In parallel, we implemented an algorithm for human body analysis using the Microsoft Kinect as a capture device. The Kinect software development kit gave us the human skeleton representation as well as the 3D position and rotation of body joints. Presently, we are focusing on body posture and gesture. Each body posture is represented through the angles between connected body parts, such as the angle between the shoulders and upper arms. Such representation allows postures to be classified and mapped to our pre-defined list of expressions. In addition, we used Laban Movement Analysis, a method for describing, visualizing, interpreting, and documenting human movement, as an intermediate representation.5 Body gestures were also automatically mapped to Laban's parameters.6

In summary, we introduced our feedback system design for presenters who want to practice their nonverbal communication skills to improve their public speaking. We presented our progress in understanding the nonverbal expression of public speakers with the aim of building up a comprehensive list of expressions that affect a speaker's performance. Also, we presented the initial development of an algorithm for body analysis.

Our future research will primarily focus on automatic recognition of nonverbal expressions, including gesture, posture, facial expressions, eye contact, and voice. In parallel, we will implement a real-time feedback mechanism based on a simulated conference room that aims to give users a realistic learning experience.

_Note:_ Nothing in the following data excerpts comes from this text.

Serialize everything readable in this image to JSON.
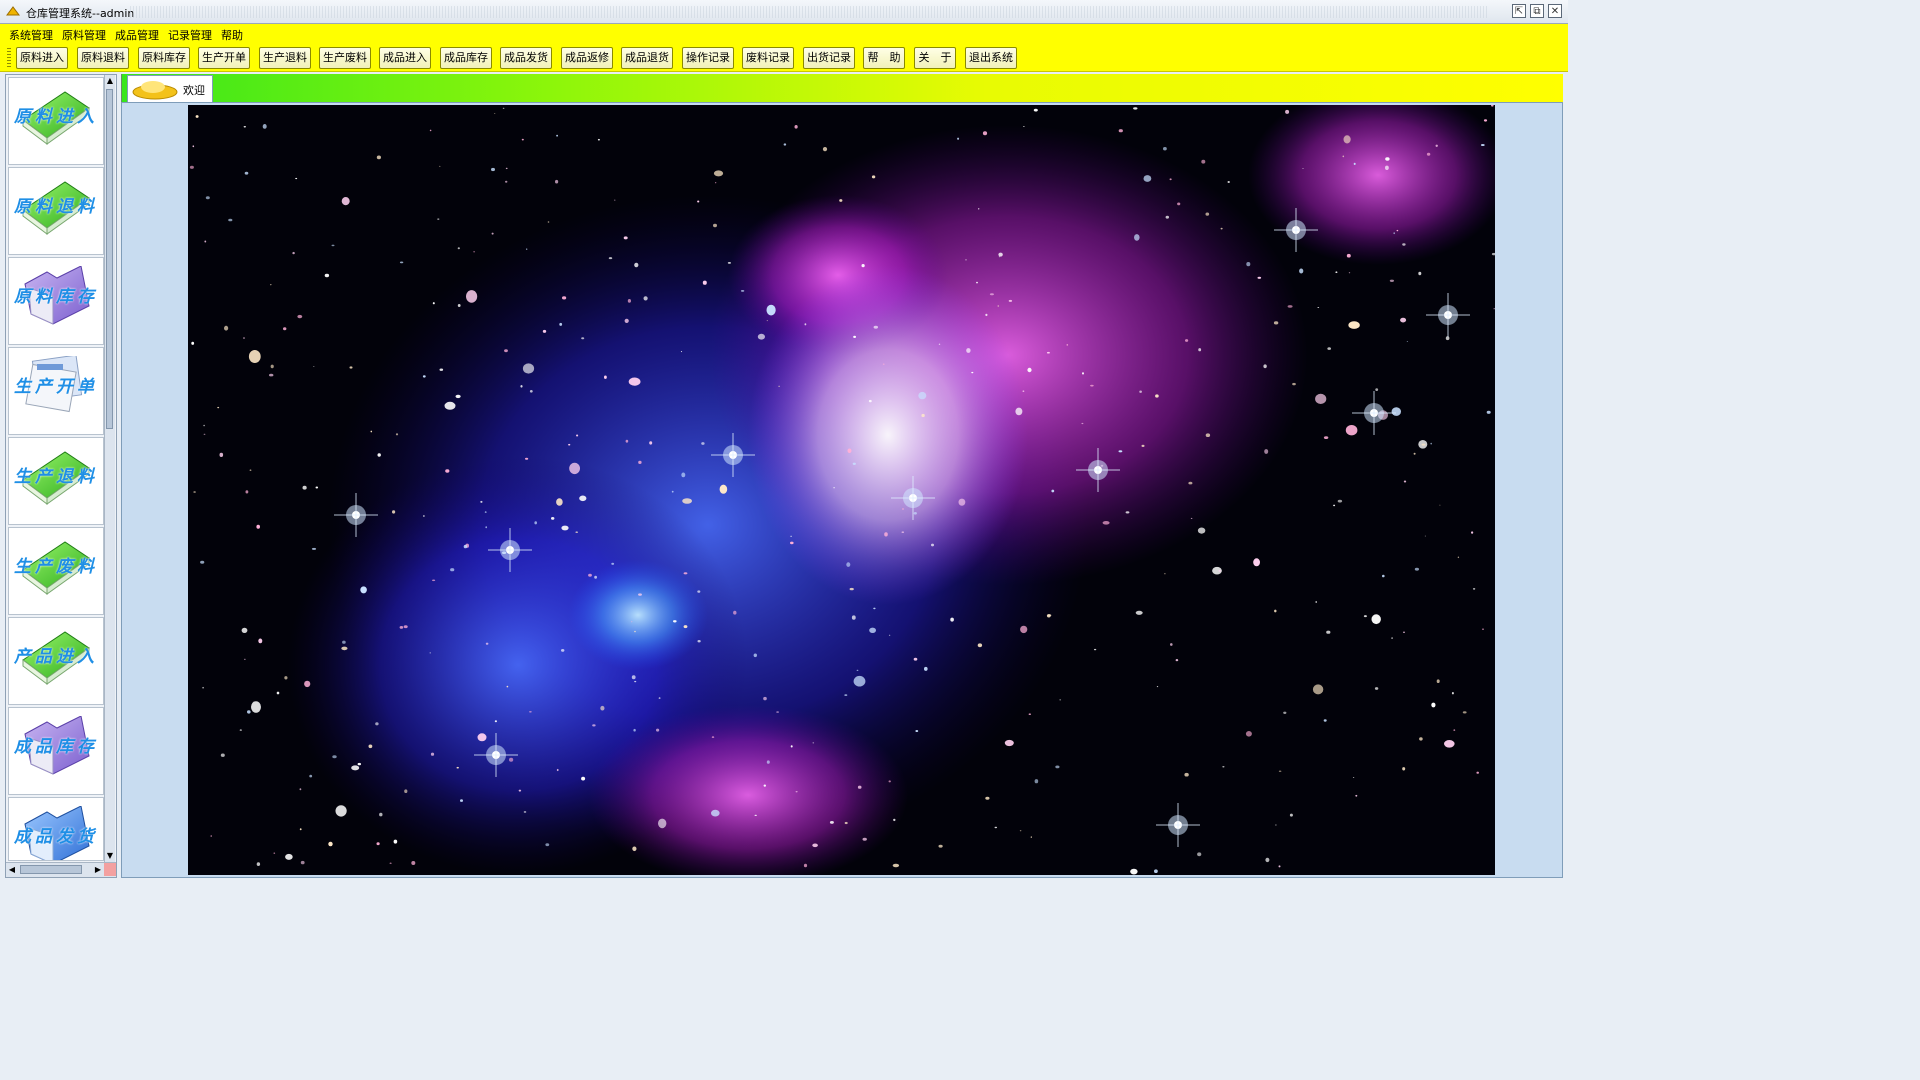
{
  "window": {
    "title": "仓库管理系统--admin",
    "buttons": [
      "⇱",
      "⧉",
      "✕"
    ]
  },
  "menu": [
    "系统管理",
    "原料管理",
    "成品管理",
    "记录管理",
    "帮助"
  ],
  "toolbar": [
    "原料进入",
    "原料退料",
    "原料库存",
    "生产开单",
    "生产退料",
    "生产废料",
    "成品进入",
    "成品库存",
    "成品发货",
    "成品返修",
    "成品退货",
    "操作记录",
    "废料记录",
    "出货记录",
    "帮　助",
    "关　于",
    "退出系统"
  ],
  "sidebar": {
    "items": [
      {
        "label": "原料进入",
        "icon": "green-book-icon"
      },
      {
        "label": "原料退料",
        "icon": "green-book-icon"
      },
      {
        "label": "原料库存",
        "icon": "purple-folder-icon"
      },
      {
        "label": "生产开单",
        "icon": "document-stack-icon"
      },
      {
        "label": "生产退料",
        "icon": "green-book-icon"
      },
      {
        "label": "生产废料",
        "icon": "green-book-icon"
      },
      {
        "label": "产品进入",
        "icon": "green-book-icon"
      },
      {
        "label": "成品库存",
        "icon": "purple-folder-icon"
      },
      {
        "label": "成品发货",
        "icon": "blue-folder-icon"
      }
    ],
    "scroll_up": "▲",
    "scroll_down": "▼",
    "scroll_left": "◀",
    "scroll_right": "▶"
  },
  "tabs": [
    {
      "label": "欢迎",
      "active": true
    }
  ],
  "colors": {
    "menubar": "#ffff00",
    "toolbar": "#ffff00",
    "tab_gradient_start": "#38e61b",
    "accent_label": "#1f8fe6"
  },
  "welcome_image": "galaxy-cluster-space-image"
}
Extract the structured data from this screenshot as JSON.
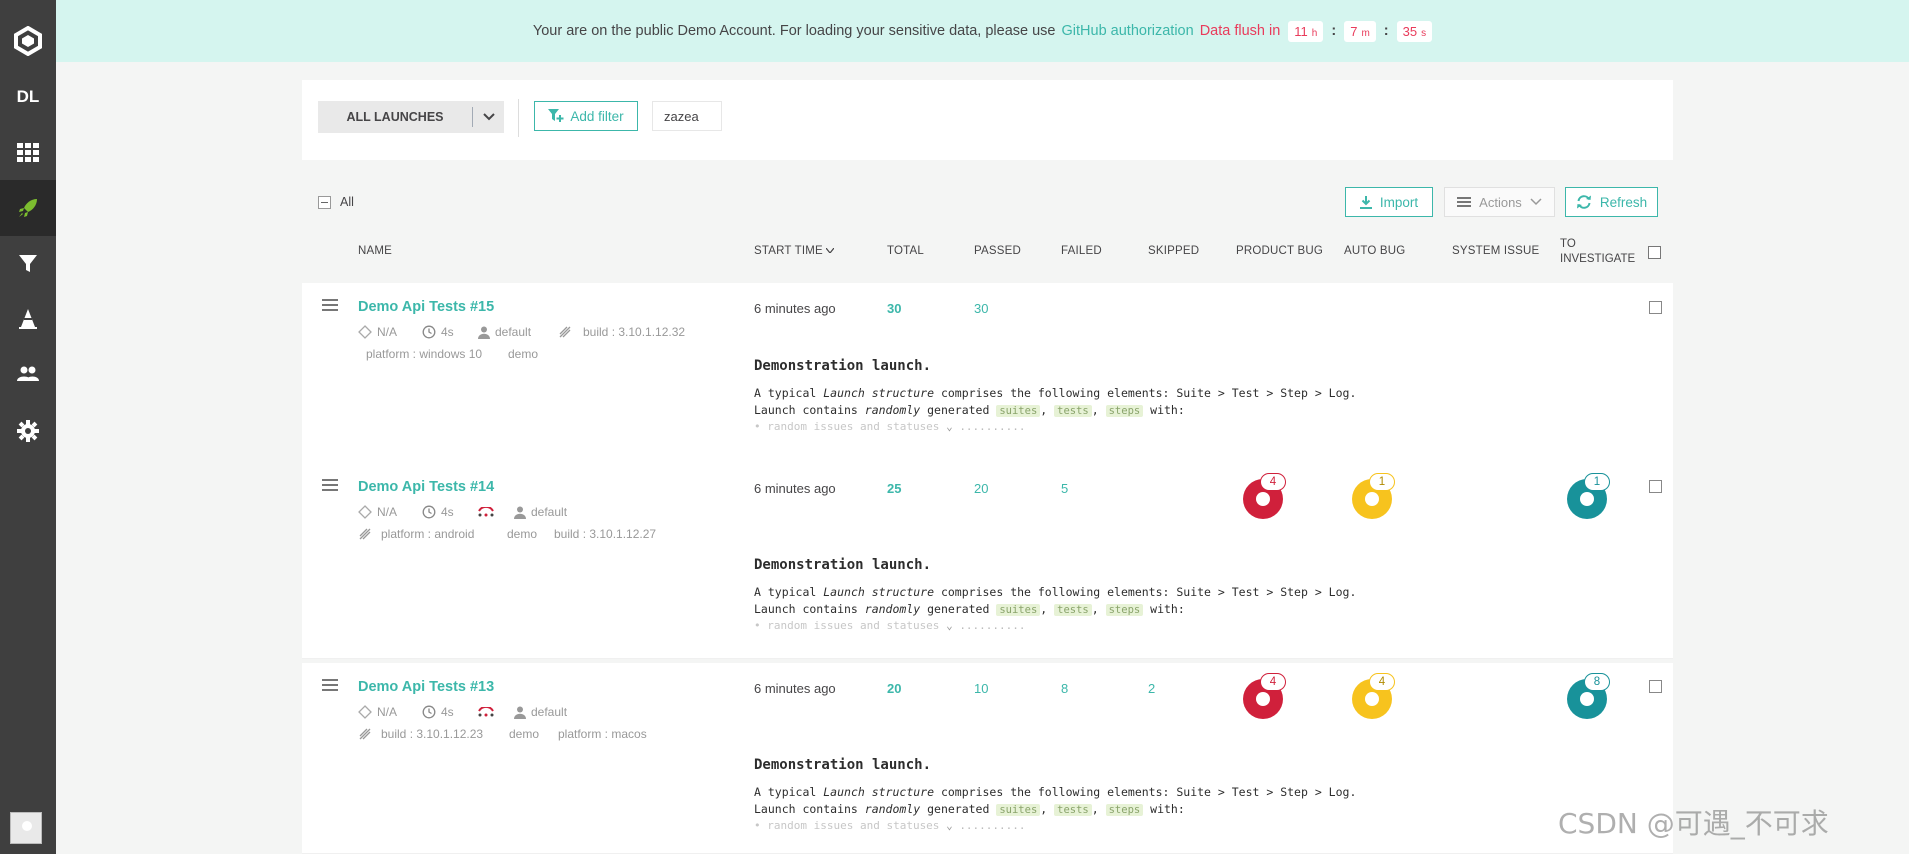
{
  "sidebar": {
    "logo": "reportportal-logo",
    "project_initials": "DL",
    "items": [
      {
        "name": "dashboards",
        "icon": "grid-icon"
      },
      {
        "name": "launches",
        "icon": "rocket-icon"
      },
      {
        "name": "filters",
        "icon": "filter-icon"
      },
      {
        "name": "debug",
        "icon": "cone-icon"
      },
      {
        "name": "members",
        "icon": "users-icon"
      },
      {
        "name": "settings",
        "icon": "gear-icon"
      }
    ]
  },
  "banner": {
    "text": "Your are on the public Demo Account. For loading your sensitive data, please use",
    "link": "GitHub authorization",
    "flush_label": "Data flush in",
    "hours": "11",
    "hours_unit": "h",
    "minutes": "7",
    "minutes_unit": "m",
    "seconds": "35",
    "seconds_unit": "s"
  },
  "filter_bar": {
    "select_label": "ALL LAUNCHES",
    "add_filter": "Add filter",
    "chip": "zazea"
  },
  "toolbar": {
    "all_label": "All",
    "import": "Import",
    "actions": "Actions",
    "refresh": "Refresh"
  },
  "columns": {
    "name": "NAME",
    "start_time": "START TIME",
    "total": "TOTAL",
    "passed": "PASSED",
    "failed": "FAILED",
    "skipped": "SKIPPED",
    "product_bug": "PRODUCT BUG",
    "auto_bug": "AUTO BUG",
    "system_issue": "SYSTEM ISSUE",
    "to_investigate_1": "TO",
    "to_investigate_2": "INVESTIGATE"
  },
  "description": {
    "heading": "Demonstration launch.",
    "line1_a": "A typical ",
    "line1_em": "Launch structure",
    "line1_b": " comprises the following elements: Suite > Test > Step > Log.",
    "line2_a": "Launch contains ",
    "line2_em": "randomly",
    "line2_b": " generated ",
    "code1": "suites",
    "code2": "tests",
    "code3": "steps",
    "line2_c": " with:",
    "line3": "• random issues and statuses"
  },
  "launches": [
    {
      "name": "Demo Api Tests #15",
      "na": "N/A",
      "duration": "4s",
      "owner": "default",
      "attr1": "build : 3.10.1.12.32",
      "attr2": "platform : windows 10",
      "attr3": "demo",
      "start": "6 minutes ago",
      "total": "30",
      "passed": "30",
      "failed": "",
      "skipped": ""
    },
    {
      "name": "Demo Api Tests #14",
      "na": "N/A",
      "duration": "4s",
      "owner": "default",
      "attr1": "platform : android",
      "attr2": "demo",
      "attr3": "build : 3.10.1.12.27",
      "start": "6 minutes ago",
      "total": "25",
      "passed": "20",
      "failed": "5",
      "skipped": "",
      "product_bug": "4",
      "auto_bug": "1",
      "to_investigate": "1"
    },
    {
      "name": "Demo Api Tests #13",
      "na": "N/A",
      "duration": "4s",
      "owner": "default",
      "attr1": "build : 3.10.1.12.23",
      "attr2": "demo",
      "attr3": "platform : macos",
      "start": "6 minutes ago",
      "total": "20",
      "passed": "10",
      "failed": "8",
      "skipped": "2",
      "product_bug": "4",
      "auto_bug": "4",
      "to_investigate": "8"
    }
  ],
  "colors": {
    "accent": "#3cb7aa",
    "product_bug": "#d0203b",
    "auto_bug": "#f7c31e",
    "to_investigate": "#18929a",
    "sidebar": "#3f3f3f",
    "banner": "#d5f5ef"
  },
  "watermark": "CSDN @可遇_不可求"
}
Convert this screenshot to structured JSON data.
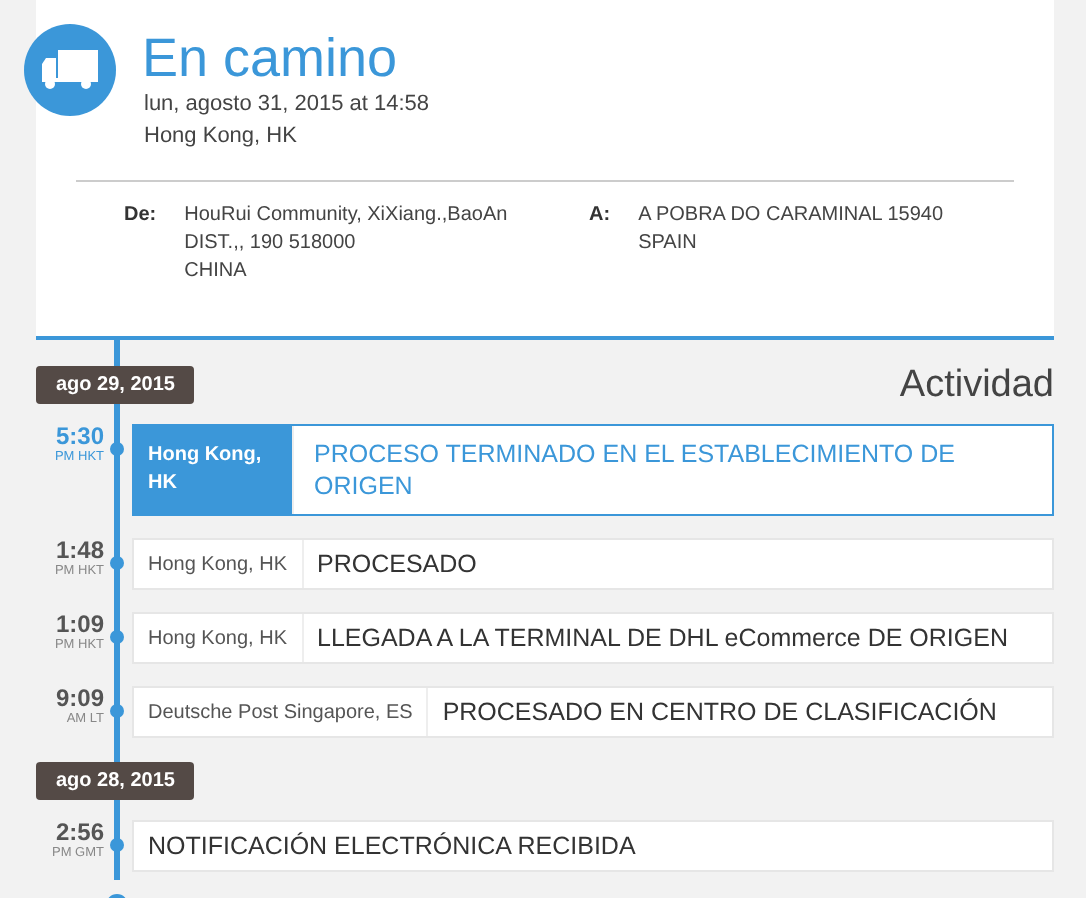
{
  "status": {
    "title": "En camino",
    "datetime": "lun, agosto 31, 2015 at 14:58",
    "location": "Hong Kong, HK"
  },
  "from": {
    "label": "De:",
    "lines": [
      "HouRui Community, XiXiang.,BaoAn",
      "DIST.,, 190 518000",
      "CHINA"
    ]
  },
  "to": {
    "label": "A:",
    "lines": [
      "A POBRA DO CARAMINAL 15940",
      "SPAIN"
    ]
  },
  "activity_title": "Actividad",
  "groups": [
    {
      "date": "ago 29, 2015",
      "events": [
        {
          "time": "5:30",
          "zone": "PM HKT",
          "location": "Hong Kong, HK",
          "description": "PROCESO TERMINADO EN EL ESTABLECIMIENTO DE ORIGEN",
          "selected": true
        },
        {
          "time": "1:48",
          "zone": "PM HKT",
          "location": "Hong Kong, HK",
          "description": "PROCESADO",
          "selected": false
        },
        {
          "time": "1:09",
          "zone": "PM HKT",
          "location": "Hong Kong, HK",
          "description": "LLEGADA A LA TERMINAL DE DHL eCommerce DE ORIGEN",
          "selected": false
        },
        {
          "time": "9:09",
          "zone": "AM LT",
          "location": "Deutsche Post Singapore, ES",
          "description": "PROCESADO EN CENTRO DE CLASIFICACIÓN",
          "selected": false
        }
      ]
    },
    {
      "date": "ago 28, 2015",
      "events": [
        {
          "time": "2:56",
          "zone": "PM GMT",
          "description": "NOTIFICACIÓN ELECTRÓNICA RECIBIDA",
          "selected": false
        }
      ]
    }
  ]
}
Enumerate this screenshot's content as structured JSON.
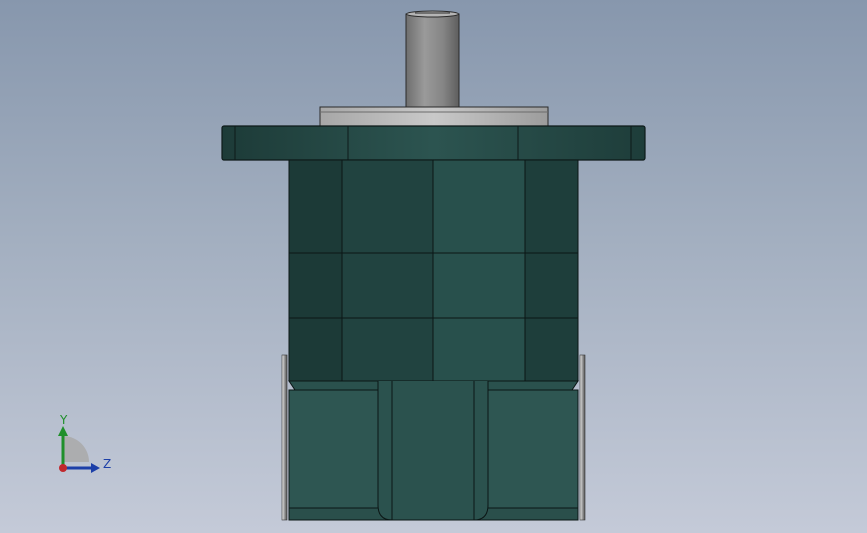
{
  "viewport": {
    "background_top": "#8797ad",
    "background_bottom": "#c4cad8"
  },
  "model": {
    "body_color": "#234743",
    "shaft_color": "#8a8a8a"
  },
  "triad": {
    "y_label": "Y",
    "z_label": "Z",
    "y_color": "#1f8f2a",
    "z_color": "#1c3fa8",
    "origin_color": "#c0282d"
  }
}
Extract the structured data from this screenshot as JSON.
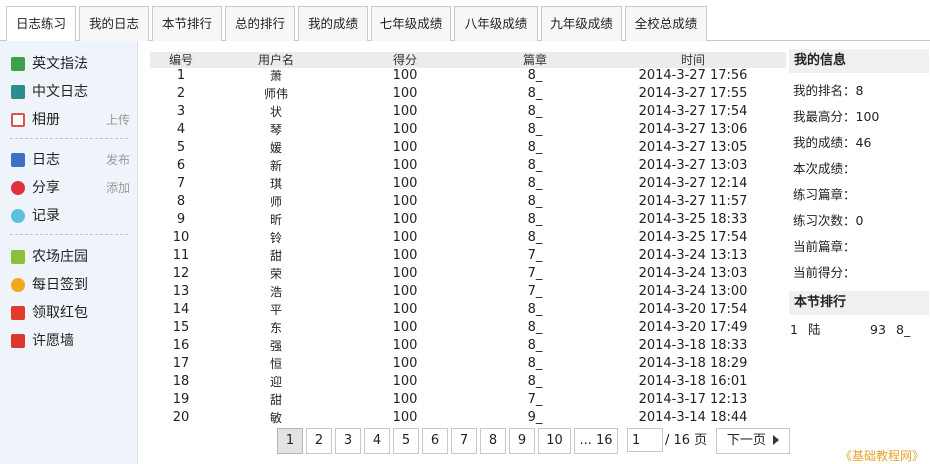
{
  "tabs": [
    {
      "label": "日志练习"
    },
    {
      "label": "我的日志"
    },
    {
      "label": "本节排行"
    },
    {
      "label": "总的排行"
    },
    {
      "label": "我的成绩"
    },
    {
      "label": "七年级成绩"
    },
    {
      "label": "八年级成绩"
    },
    {
      "label": "九年级成绩"
    },
    {
      "label": "全校总成绩"
    }
  ],
  "sidebar": {
    "items": [
      {
        "label": "英文指法",
        "action": "",
        "icon": "keyboard-icon",
        "color": "#3aa24a"
      },
      {
        "label": "中文日志",
        "action": "",
        "icon": "keyboard-icon",
        "color": "#2f8c8c"
      },
      {
        "label": "相册",
        "action": "上传",
        "icon": "photo-icon",
        "color": "#d9534f"
      },
      {
        "label": "日志",
        "action": "发布",
        "icon": "blog-icon",
        "color": "#3b6fc8"
      },
      {
        "label": "分享",
        "action": "添加",
        "icon": "share-icon",
        "color": "#e0303c"
      },
      {
        "label": "记录",
        "action": "",
        "icon": "chat-icon",
        "color": "#5bc0de"
      },
      {
        "label": "农场庄园",
        "action": "",
        "icon": "farm-icon",
        "color": "#8bbf3c"
      },
      {
        "label": "每日签到",
        "action": "",
        "icon": "smile-icon",
        "color": "#f0a81e"
      },
      {
        "label": "领取红包",
        "action": "",
        "icon": "red-packet-icon",
        "color": "#e23b2e"
      },
      {
        "label": "许愿墙",
        "action": "",
        "icon": "wish-wall-icon",
        "color": "#d9372f"
      }
    ]
  },
  "table": {
    "headers": {
      "id": "编号",
      "user": "用户名",
      "score": "得分",
      "chapter": "篇章",
      "time": "时间"
    },
    "rows": [
      {
        "id": "1",
        "user": "萧",
        "score": "100",
        "chapter": "8_",
        "time": "2014-3-27 17:56"
      },
      {
        "id": "2",
        "user": "师伟",
        "score": "100",
        "chapter": "8_",
        "time": "2014-3-27 17:55"
      },
      {
        "id": "3",
        "user": "状",
        "score": "100",
        "chapter": "8_",
        "time": "2014-3-27 17:54"
      },
      {
        "id": "4",
        "user": "琴",
        "score": "100",
        "chapter": "8_",
        "time": "2014-3-27 13:06"
      },
      {
        "id": "5",
        "user": "媛",
        "score": "100",
        "chapter": "8_",
        "time": "2014-3-27 13:05"
      },
      {
        "id": "6",
        "user": "新",
        "score": "100",
        "chapter": "8_",
        "time": "2014-3-27 13:03"
      },
      {
        "id": "7",
        "user": "琪",
        "score": "100",
        "chapter": "8_",
        "time": "2014-3-27 12:14"
      },
      {
        "id": "8",
        "user": "师",
        "score": "100",
        "chapter": "8_",
        "time": "2014-3-27 11:57"
      },
      {
        "id": "9",
        "user": "昕",
        "score": "100",
        "chapter": "8_",
        "time": "2014-3-25 18:33"
      },
      {
        "id": "10",
        "user": "铃",
        "score": "100",
        "chapter": "8_",
        "time": "2014-3-25 17:54"
      },
      {
        "id": "11",
        "user": "甜",
        "score": "100",
        "chapter": "7_",
        "time": "2014-3-24 13:13"
      },
      {
        "id": "12",
        "user": "荣",
        "score": "100",
        "chapter": "7_",
        "time": "2014-3-24 13:03"
      },
      {
        "id": "13",
        "user": "浩",
        "score": "100",
        "chapter": "7_",
        "time": "2014-3-24 13:00"
      },
      {
        "id": "14",
        "user": "平",
        "score": "100",
        "chapter": "8_",
        "time": "2014-3-20 17:54"
      },
      {
        "id": "15",
        "user": "东",
        "score": "100",
        "chapter": "8_",
        "time": "2014-3-20 17:49"
      },
      {
        "id": "16",
        "user": "强",
        "score": "100",
        "chapter": "8_",
        "time": "2014-3-18 18:33"
      },
      {
        "id": "17",
        "user": "恒",
        "score": "100",
        "chapter": "8_",
        "time": "2014-3-18 18:29"
      },
      {
        "id": "18",
        "user": "迎",
        "score": "100",
        "chapter": "8_",
        "time": "2014-3-18 16:01"
      },
      {
        "id": "19",
        "user": "甜",
        "score": "100",
        "chapter": "7_",
        "time": "2014-3-17 12:13"
      },
      {
        "id": "20",
        "user": "敏",
        "score": "100",
        "chapter": "9_",
        "time": "2014-3-14 18:44"
      }
    ]
  },
  "pagination": {
    "pages": [
      "1",
      "2",
      "3",
      "4",
      "5",
      "6",
      "7",
      "8",
      "9",
      "10",
      "... 16"
    ],
    "current": "1",
    "input_value": "1",
    "total": "/ 16 页",
    "next_label": "下一页",
    "next_icon": "triangle-right-icon"
  },
  "info": {
    "title": "我的信息",
    "lines": [
      "我的排名：8",
      "我最高分：100",
      "我的成绩：46",
      "本次成绩：",
      "练习篇章：",
      "练习次数：0",
      "当前篇章：",
      "当前得分："
    ]
  },
  "ranking": {
    "title": "本节排行",
    "rows": [
      {
        "rank": "1",
        "name": "陆",
        "score": "93",
        "chapter": "8_"
      }
    ]
  },
  "watermark": "《基础教程网》"
}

This work was supported in part by the Erasmus Mundus Joint Doctorate in Interactive and Cognitive Environments (ICE), which is funded by the Education, Audiovisual and Culture Executive Agency of the European Commission under EMJD ICE FPA 2010-0012.


Anh-Tuan Nguyen, Wei Chen, Matthias Rauterberg
Eindhoven University of Technology
Eindhoven, The Netherlands

References:
1. A. W. Siegman, S. Feldstein, Nonverbal Behavior and Communication, p. 37-64, Psychology Press, 1987.
2. R. Picard, Affective Computing, MIT Press, 2000.
3. A. Pentland, Honest Signals: How They Shape Our World, MIT Press, 2010.
4. C. Reimold, P. Reimold, The Short Road to Great Presentations: How to Reach Any Audience Through Focused Preparation, Inspired Delivery, and Smart Use of Technology, Wiley-IEEE Press, 2003.
5. I. Bartenieff, Body Movement: Coping with the Environment, CRC Press, 1980.
6. A. T. Nguyen, W. Chen, M. Rauterberg, Online Feedback System for Public Speakers, IEEE Symp. e-Learning, e-Management and e-Services, 2012.